A tired old sigh came from Rex. “I’ll go. At least it’ll get done.”
“Hell with you, old man,” said John. “You trying to steal stuff from my bucket list? How often am I going to get a legitimate, state-sponsored opportunity to loot?”
“I … I don’t think the state is sponsoring this,” said Rex. “In fact…” His voice trailed off.
“What?” said Val. He could feel the ache in his bones, something inside not right. That damn virus was going to be the death of him.
“Cavalry,” said Rex, “or damnation.”
Val could hear it now, the low thud of rotors slicing the air. He moved to the window, seeing the black shapes of helicopters in the air. One scudded low enough to make out the numbers on the tail, a man perched by a chain gun at the open door. “Fuck me.”
“It could be an evacuation,” said Sky. “Couldn’t it?”
“It could be that they want to drop boxes of money on us too,” said Just James.
“Kid, you ain’t gonna live to be 20,” said Sky.

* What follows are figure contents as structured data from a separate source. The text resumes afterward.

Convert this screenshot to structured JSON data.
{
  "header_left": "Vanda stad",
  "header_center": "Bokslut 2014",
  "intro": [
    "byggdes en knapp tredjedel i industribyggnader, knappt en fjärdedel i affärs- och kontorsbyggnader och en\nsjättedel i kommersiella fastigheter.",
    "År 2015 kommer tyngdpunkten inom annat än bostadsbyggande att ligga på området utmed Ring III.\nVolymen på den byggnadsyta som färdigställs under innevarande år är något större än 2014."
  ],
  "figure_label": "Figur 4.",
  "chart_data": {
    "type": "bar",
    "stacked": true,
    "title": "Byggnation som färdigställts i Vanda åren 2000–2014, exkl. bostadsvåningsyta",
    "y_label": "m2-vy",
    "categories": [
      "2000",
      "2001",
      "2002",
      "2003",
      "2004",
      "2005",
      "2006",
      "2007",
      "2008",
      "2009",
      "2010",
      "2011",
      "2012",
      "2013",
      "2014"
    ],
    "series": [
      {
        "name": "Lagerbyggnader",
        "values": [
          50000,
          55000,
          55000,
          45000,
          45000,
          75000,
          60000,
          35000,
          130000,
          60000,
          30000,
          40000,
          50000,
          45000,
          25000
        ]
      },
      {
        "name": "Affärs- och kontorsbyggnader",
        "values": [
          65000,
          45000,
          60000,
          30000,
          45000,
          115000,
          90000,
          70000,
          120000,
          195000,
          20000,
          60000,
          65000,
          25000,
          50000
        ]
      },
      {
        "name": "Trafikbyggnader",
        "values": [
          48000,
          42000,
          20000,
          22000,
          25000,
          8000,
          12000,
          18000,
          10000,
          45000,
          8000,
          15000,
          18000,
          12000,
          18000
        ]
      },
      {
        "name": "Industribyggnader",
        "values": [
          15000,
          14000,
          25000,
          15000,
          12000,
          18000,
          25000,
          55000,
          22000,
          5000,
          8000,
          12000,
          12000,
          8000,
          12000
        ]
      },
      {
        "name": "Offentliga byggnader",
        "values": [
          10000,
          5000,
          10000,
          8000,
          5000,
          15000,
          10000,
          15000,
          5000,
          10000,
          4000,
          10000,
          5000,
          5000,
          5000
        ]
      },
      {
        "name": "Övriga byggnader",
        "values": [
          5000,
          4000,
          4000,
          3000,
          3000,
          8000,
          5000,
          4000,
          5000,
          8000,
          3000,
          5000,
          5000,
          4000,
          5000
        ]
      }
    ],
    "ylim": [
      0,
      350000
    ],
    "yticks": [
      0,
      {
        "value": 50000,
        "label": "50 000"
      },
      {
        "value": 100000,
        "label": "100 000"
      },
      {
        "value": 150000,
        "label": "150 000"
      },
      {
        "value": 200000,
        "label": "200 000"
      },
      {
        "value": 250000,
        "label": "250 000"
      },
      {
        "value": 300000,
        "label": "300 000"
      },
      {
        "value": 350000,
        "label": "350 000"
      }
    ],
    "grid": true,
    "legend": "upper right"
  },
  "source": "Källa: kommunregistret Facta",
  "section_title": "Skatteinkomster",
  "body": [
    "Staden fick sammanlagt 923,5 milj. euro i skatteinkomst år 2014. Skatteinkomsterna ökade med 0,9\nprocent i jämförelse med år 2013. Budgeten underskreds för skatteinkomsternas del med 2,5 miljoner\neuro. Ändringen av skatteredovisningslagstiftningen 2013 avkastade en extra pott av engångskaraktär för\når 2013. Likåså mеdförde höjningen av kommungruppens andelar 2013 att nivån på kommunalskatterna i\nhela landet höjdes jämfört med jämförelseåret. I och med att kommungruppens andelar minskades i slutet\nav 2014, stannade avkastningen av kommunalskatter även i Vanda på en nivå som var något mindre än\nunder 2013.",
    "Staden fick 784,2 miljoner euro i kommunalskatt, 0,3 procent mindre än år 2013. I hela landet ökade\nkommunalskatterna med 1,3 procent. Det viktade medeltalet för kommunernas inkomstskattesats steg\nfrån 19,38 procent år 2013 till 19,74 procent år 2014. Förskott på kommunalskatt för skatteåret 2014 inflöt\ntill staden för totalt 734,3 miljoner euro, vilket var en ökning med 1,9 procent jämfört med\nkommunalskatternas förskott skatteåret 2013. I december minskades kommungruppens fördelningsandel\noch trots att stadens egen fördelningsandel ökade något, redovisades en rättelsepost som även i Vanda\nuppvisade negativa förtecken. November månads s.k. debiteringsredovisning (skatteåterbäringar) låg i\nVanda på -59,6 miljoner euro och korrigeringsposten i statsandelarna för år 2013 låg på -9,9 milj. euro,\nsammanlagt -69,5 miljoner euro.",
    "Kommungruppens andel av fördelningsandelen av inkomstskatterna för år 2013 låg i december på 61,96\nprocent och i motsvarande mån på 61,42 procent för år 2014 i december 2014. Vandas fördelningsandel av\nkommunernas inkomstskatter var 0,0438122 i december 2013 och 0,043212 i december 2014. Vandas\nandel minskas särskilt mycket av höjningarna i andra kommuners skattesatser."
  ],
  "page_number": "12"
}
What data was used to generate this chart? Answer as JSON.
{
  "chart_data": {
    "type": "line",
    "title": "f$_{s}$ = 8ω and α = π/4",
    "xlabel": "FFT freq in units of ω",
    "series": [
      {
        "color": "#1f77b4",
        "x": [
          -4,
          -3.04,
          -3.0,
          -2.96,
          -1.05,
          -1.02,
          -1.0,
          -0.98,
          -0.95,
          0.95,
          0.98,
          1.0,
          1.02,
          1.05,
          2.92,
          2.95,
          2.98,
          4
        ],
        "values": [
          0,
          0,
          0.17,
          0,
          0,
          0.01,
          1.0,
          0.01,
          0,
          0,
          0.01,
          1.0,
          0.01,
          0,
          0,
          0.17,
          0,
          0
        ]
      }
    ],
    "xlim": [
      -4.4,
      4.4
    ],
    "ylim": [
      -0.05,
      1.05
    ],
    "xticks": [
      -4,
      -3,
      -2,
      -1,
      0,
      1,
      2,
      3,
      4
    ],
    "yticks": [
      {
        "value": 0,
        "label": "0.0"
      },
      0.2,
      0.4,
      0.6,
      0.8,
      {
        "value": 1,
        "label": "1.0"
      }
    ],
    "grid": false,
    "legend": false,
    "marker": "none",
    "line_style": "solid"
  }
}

“At least he’ll die pretty,” said Val. “I don’t think it changes anything.”
“How you figure?” said John.
“Because he’s young. Stands to reason if he dies he’ll be pretty.” Val shrugged. “You’re right though, I’m not a good judge. Sky? Is he going to die pretty?”
“Could be,” said Sky, giving Just James a critical look, “if some girl doesn’t mark up his face.”
“No,” said John, “I mean, how you figure it doesn’t change anything?”
“Right,” said Val. “Well, whether we go outside for food, or to be rescued, we need to go outside. I think if we call it a ‘food’ mission—”
“Looting,” said John.
“If we’re looting,” said Val, “we’ll probably get shot.”
“Christ, man,” said John. “We’re not wearing T-shirts that say, ‘Team Looter.’ We’re going to be subtle.”
“You are probably the least subtle person I’ve ever met,” said Rex.
“Thanks,” said John.
“Wasn’t a compliment,” said Rex.
“So we’re out on our food mission,” said Val. “And if we see these guys setting down, lifting off survivors, setting up aid tents, and generally doing a Mother Teresa thing, we’re copacetic.”
“Copawhat?” said Just James.
“And if we see them shooting everyone,” said Val, “then I have another plan.”
“We’re all going to die,” said Just James.
“Thinking the same thing,” said Rex. “Can you spell it out, son?” He looked over at Val. “It’s not like I don’t trust you, but last time you saved my life, by your own account, you were juiced up on magic fairy dust. Today, you’re dying of a killer virus.”